NowThis is feeling the “bern.”
The digital startup, which recently ditched its homepage in favor of distributing bite-sized pieces of news through its app and platforms, didn’t go the traditional route when it scored an interview with Democratic presidential hopeful Bernie Sanders in early September.
Instead, NowThis applied its cross-platform approach to the interview with the Vermont senator to massive results. NowThis shot its interview with the Vermont senator and tailored the short op-ed style clips depending on the platform they were intended for, making it the first-ever cross platform interview of a presidential candidate.
NowThis crowdsourced its questions from social media and focused on topics that are important to its millennial audience, like his affordable college plan and gun control.
The interview was disseminated across five social networks (Facebook, Tumblr, Snapchat, Twitter, Vine and Instagram), garnering more than 15 million total views in 10 days. Using a “platform appropriate approach,” NowThis’ svp strategy and partnerships Athan Stephanopoulos told Digiday they edited the videos to pop depending on the platform.
For example, NowThis published six videos on Facebook averaging about a minute and a half in length. The most popular was Sanders discussing his college plan video racked up 8 million views with a whopping 204,000 shares. Aside from that outlier, the videos on Facebook raked in between 400,000 and 2.4 million views.
Stephanopoulos said that a “policy-driven question” works on Facebook, adding that it was a “strong signal that our audience wants to know about these key issues and will actually engage with it.”

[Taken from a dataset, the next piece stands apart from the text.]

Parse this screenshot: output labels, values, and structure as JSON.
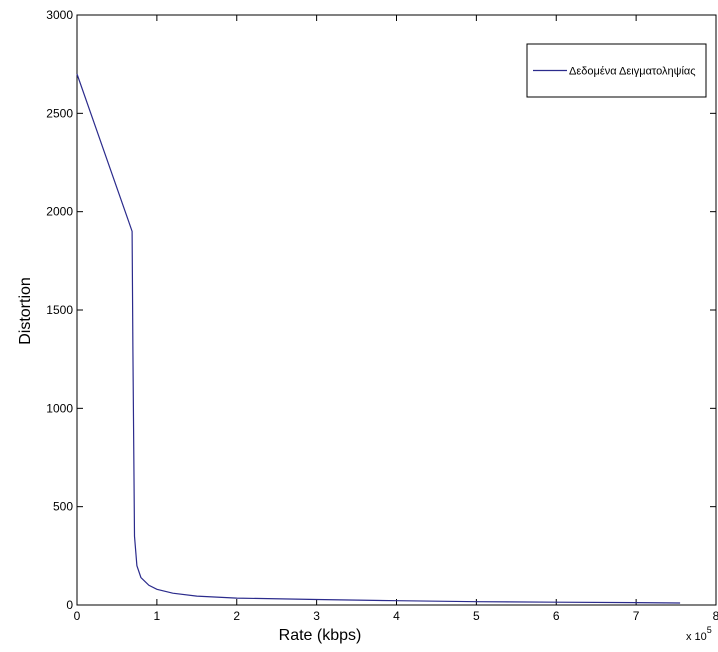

On NowThis’ Instagram, which has 164,000 followers, a 15-second clips discussing his college plan collected 1,300 likes. Here’s what it looks like:
You overwhelmingly wanted to know what Bernie Sanders’ plan is to make college affordable, and here it is. The Senator is introducing legislation next month to make it free—paid for by taxes on Wall Street. In our exclusive interview, Sanders explained why the current cost of education in America is “crazy and unfair” and how he plans to solve it specifically. Check out our Facebook and Snapchat for more of our weekday with Bernie.
For Vine, video of Sanders speaking was eschewed for a graphic heavy presentation with a pull quote and a soundbite that fits nicely into the app’s six second limit. It netted 75,000 loops. NowThis also shot a specific vertical video Snapchat complete with graphics and, to change it up for Tumblr, it created six GIFs captioned with his quotes.
In all, tailoring the videos to each platform instead of copy and pasting the same thing across all of them proved to be “unparalleled,” Stephanopoulos said.
“We know that this [platform-appropriate approach] highlights us as a media company that we are doing something right,” he said. “We need to bring content to our audience, in places where they live, be authentic and talk with them.”
SimpleReach CEO Edward Kim told Digiday that NowThis’ formula helped propelled them to a degree of virality.
“NowThis made a concerted effort to not only produce content native to these channels, but made the content teasers to drive viewers to Facebook,” he said. “That being said, it certainly doesn’t guarantee success, but giving content with viral potential the necessary support and distribution is everything.”
NowThis hopes to apply the format to another presidential candidate soon. Judging by the popularity of the videos, Stephanopoulos said there has been “no decision” on whether to add ads before the videos.
The Sanders interview comes off the heels of NowThis having its biggest month ever in video, garnering 500 million views across all of its platforms in September. Stephanopoulos said that means it’s achieving “great scale” as it continues to push into video with the interview being one part formula.
“This reinforces to us that this was important, that what we’re doing and the role we’re playing in the presidential campaign,” said Stephanopoulos. “We’re really reaching the millennial audience where they live today.”